Minnesota is consistently ranked among the highest-taxed states in the country. Depending on the survey, we battle a handful of states on either coast for the dubious honor roll of least tax-friendly places to live.
While Gov. Mark Dayton and others boast that this honor is due to our progressive tax system that asks rich people to pay their fair share, the reality is that Minnesota hits poor and middle-income earners hard.
Minnesota's sick tax is a 2 percent tax only Minnesotans pay when we go to the doctor or the dentist. Every surgery. Every test. Every filling … everything. This regressive tax, which Dayton and the Legislature agreed to eliminate as of next year, is being defended as crucial by DFL gubernatorial candidate Tim Walz, by the Star Tribune Editorial Board ("Next governor faces health care fiscal cliff," Aug. 26) and now by Dayton himself as crucial.
I authored the bill to get rid of the sick tax. Not only is the tax regressive, it is now completely unnecessary, and the surpluses in its fund create an irresistible temptation for legislators to spend hundreds of millions more outside of the general fund on whatever they want, without it showing up on their tab.

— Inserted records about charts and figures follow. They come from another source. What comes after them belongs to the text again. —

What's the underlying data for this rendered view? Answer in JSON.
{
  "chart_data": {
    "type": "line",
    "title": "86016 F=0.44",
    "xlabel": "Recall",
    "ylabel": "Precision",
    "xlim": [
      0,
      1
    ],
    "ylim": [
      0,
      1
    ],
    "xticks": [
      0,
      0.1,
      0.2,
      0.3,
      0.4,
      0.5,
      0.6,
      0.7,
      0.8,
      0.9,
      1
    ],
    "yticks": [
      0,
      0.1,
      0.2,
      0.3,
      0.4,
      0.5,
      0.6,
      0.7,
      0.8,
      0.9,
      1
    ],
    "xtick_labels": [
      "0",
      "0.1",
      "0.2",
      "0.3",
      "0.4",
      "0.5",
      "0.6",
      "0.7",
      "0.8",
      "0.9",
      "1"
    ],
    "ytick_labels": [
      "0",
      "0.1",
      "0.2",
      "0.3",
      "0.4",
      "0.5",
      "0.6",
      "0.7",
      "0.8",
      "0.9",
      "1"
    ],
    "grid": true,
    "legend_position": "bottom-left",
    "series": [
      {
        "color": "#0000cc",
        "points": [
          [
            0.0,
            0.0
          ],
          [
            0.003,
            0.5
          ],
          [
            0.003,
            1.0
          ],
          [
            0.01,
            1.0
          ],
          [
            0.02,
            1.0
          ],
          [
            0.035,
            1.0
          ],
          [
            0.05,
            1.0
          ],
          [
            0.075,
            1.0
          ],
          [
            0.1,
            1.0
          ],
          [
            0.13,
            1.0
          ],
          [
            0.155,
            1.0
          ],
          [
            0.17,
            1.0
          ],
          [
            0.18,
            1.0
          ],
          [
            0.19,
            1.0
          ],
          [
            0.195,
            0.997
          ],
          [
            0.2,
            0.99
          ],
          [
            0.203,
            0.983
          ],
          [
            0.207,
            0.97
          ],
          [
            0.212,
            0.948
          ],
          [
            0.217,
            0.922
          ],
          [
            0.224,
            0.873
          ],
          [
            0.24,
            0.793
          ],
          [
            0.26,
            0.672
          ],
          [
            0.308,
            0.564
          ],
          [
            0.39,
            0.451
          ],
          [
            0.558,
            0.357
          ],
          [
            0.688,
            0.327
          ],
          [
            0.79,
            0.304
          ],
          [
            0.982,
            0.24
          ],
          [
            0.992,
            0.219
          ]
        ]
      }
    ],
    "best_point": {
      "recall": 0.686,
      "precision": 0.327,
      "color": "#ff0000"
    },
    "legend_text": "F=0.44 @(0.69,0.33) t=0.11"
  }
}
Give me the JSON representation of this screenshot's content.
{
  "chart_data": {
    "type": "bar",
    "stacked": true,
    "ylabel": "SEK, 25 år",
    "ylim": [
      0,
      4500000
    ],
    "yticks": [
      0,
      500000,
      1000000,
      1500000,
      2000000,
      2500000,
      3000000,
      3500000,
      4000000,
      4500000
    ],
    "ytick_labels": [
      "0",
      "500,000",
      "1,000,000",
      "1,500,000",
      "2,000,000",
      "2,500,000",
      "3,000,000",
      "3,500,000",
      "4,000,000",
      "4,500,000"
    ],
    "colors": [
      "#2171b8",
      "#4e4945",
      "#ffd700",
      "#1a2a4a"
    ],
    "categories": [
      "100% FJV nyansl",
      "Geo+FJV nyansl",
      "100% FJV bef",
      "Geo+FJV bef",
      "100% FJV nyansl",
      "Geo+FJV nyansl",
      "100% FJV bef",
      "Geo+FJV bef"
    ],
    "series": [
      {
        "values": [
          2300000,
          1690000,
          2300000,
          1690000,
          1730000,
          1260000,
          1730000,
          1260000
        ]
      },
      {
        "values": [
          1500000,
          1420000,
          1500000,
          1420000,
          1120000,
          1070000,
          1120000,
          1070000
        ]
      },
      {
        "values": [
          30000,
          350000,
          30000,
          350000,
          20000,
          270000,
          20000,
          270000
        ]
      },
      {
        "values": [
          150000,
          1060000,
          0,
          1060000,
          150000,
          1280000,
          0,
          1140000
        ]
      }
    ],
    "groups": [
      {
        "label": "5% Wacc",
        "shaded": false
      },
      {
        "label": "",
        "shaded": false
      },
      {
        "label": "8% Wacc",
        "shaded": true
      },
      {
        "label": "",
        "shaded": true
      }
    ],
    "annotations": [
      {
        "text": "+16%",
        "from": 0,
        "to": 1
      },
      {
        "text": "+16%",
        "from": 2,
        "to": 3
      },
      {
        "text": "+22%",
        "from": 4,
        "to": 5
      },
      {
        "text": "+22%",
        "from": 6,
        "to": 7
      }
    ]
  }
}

The tax was originally created in the early 1990s to fund MinnesotaCare, a program aimed at health care for low-income families with kids. It worked pretty well. The program was limited to protect hospitals and taxpayers. But now, rural hospitals are closing their doors because so many of their patients are on expansive government programs that cover more stuff, but only pay half of what private insurance pays.
What happened?
In his first act as governor, Mark Dayton exercised his authority to expand federal Medicaid to cover everyone who would have been covered by the original MinnesotaCare program, and more. A lot more. Proponents of that expansion touted the money Minnesota would save by letting the feds step in and take the burden, making the Minnesota-only sick tax unnecessary. People were moved from private insurance to public programs, while the vast majority of the uninsured were already eligible for care without a premium, deductible or copay.
Currently, a million Minnesotans are on Medicaid. That's right, nearly 1 in 5 of us.